Im November könnte Kamala Harris zur ersten Schwarzen Präsidentin der USA gewählt werden. Was oft vergessen wird: Sie wäre auch die erste Person indischer Abstammung auf diesem Posten. Während ihr Vater aus Jamaika einwanderte, kam ihre Mutter Shyamala Gopalan aus dem damaligen indischen Madras (heute Chennai) in die USA, um zu studieren und später Brustkrebsforschung zu betreiben. Warum wird also so viel mehr über Harris jamaikanische Wurzeln gesprochen als über ihre indischen?
Zum einen, weil Schwarze Menschen in den USA eine weit größere Gruppe darstellen, die zudem historisch brutal unterdrückt wurde – und sich beeindruckend gewehrt hat. Die politische Identität, die sie auf diesem schmerzhaften Weg entwickelte, ist so besonders stark ausgeprägt. Zum anderen liegt es daran, dass „die südasiatisch-amerikanische Geschichte in den USA bis heute fast nirgends sichtbar wird“, wie der Leiter des South Asian American Digital Archives, Samip Mallick, es ausdrückt. Schuldig: Auch ich beschäftige mich fast immer nur mit lateinamerikanischer, indigener und Schwarzer Geschichte in den USA. Also los!

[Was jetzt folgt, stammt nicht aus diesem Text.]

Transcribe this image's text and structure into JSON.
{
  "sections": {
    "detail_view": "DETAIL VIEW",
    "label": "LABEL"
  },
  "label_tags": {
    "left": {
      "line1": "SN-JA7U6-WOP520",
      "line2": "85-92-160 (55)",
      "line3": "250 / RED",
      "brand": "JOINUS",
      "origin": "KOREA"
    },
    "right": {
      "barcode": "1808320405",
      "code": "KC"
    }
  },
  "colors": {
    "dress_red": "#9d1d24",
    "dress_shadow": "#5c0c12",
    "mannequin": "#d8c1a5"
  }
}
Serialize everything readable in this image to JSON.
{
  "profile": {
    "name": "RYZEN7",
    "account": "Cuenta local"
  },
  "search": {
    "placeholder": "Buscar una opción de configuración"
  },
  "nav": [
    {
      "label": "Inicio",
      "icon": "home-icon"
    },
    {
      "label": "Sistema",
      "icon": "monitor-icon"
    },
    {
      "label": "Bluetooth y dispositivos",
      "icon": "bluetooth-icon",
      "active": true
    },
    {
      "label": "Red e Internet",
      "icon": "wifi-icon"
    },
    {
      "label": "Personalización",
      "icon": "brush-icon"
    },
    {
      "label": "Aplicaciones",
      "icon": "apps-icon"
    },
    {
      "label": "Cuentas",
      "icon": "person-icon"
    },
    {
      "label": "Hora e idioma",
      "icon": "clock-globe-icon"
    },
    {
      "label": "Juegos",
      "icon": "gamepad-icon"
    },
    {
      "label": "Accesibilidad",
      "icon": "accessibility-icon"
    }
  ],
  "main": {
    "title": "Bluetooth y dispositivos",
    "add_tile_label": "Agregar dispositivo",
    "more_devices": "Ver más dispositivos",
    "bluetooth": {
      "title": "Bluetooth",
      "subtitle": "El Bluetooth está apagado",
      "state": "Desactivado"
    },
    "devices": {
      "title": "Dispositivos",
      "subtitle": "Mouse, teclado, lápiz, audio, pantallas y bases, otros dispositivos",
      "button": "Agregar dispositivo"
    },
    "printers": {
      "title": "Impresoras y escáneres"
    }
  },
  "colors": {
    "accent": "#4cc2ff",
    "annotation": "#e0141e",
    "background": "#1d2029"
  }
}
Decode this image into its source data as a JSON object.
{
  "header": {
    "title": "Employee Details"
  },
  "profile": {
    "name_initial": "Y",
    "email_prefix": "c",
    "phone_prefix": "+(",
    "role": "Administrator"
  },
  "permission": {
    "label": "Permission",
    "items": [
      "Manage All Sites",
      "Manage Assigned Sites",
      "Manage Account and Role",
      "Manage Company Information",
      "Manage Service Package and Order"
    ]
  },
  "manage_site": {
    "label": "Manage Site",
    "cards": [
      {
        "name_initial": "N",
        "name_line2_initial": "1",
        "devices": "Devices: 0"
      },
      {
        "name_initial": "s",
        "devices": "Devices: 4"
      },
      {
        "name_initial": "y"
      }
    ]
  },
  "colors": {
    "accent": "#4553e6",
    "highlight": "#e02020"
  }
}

Zu Beginn des 20. Jahrhunderts kamen Tausende Inder:innen in die USA. Bald gründeten Indian Americans die „Ghadar“-Bewegung, angelehnt an das Punjabi-Wort für Revolte oder Rebellion. Insbesondere von Kalifornien aus gaben sie antikoloniale Zeitungen heraus und schmuggelten unter anderem Waffffen nach Indien für den – 1948 schließlich erfolgreichen – Widerstand gegen die britische Kolonialmacht.
Auch in der Medizin können Indian Americans beeindruckende Leistungen vorweisen: 1886 war Anandibai Gopalrao Joshi die erste Inderin überhaupt, die – wie später Kamala Harris’ Mutter – in die USA auswanderte und dort gegen alle Konventionen einen Abschluss in Medizin machte. 1968 wurde der in Indien geborene US-Mediziner Har Gobind Khorana als erster asiatischer Nobelpreisträger für seine Zellforschung ausgezeichnet. Und mit Kalpana Chawla flog in den 1990ern die erste indisch-amerikanische Astronautin für die Nasa ins Weltall.
Wenig wissen die meisten auch über die indisch-amerikanische Gegenwart: Von den weißen Tech-Baronen Mark Zuckerberg und Sam Altman liest man häufig, weit seltener von Google-Chef Sundar Pichai und Microsoft-Boss Satya Nadella. Wie die Journalist:innen Nikhil Inamdar und Aparna Alluri für die BBC schreiben: „Obwohl Indian Americans nur ein Prozent der Landesbevölkerung ausmachen, besetzen sie fast alle Tech-Topjobs im Silicon Valley.“
Laut ihrer Recherche tragen dazu mehrere Faktoren bei: Zum einen das hohe Englisch-Level und die herausragende Bildung in MINT-Fächern, die indische Migrant:innen bis heute mitbringen. Zum anderen mache ihr Hintergrund einer extrem vielfältigen und komplexen Kultur mit Hunderten Sprachen sie in einer komplexen Welt zu „geborenen Manager:innen“. Dass sie nur in Medizin und IT brillieren, ist allerdings ein rassistisches Klischee.
Ob die Hollywoodstars Priyanka Chopra und Freida Pinto oder die Politikerinnen Nikki Haley und Kamala Harris: Indian Americans haben sich längst in allen Disziplinen in die Sichtbarkeit gekämpft.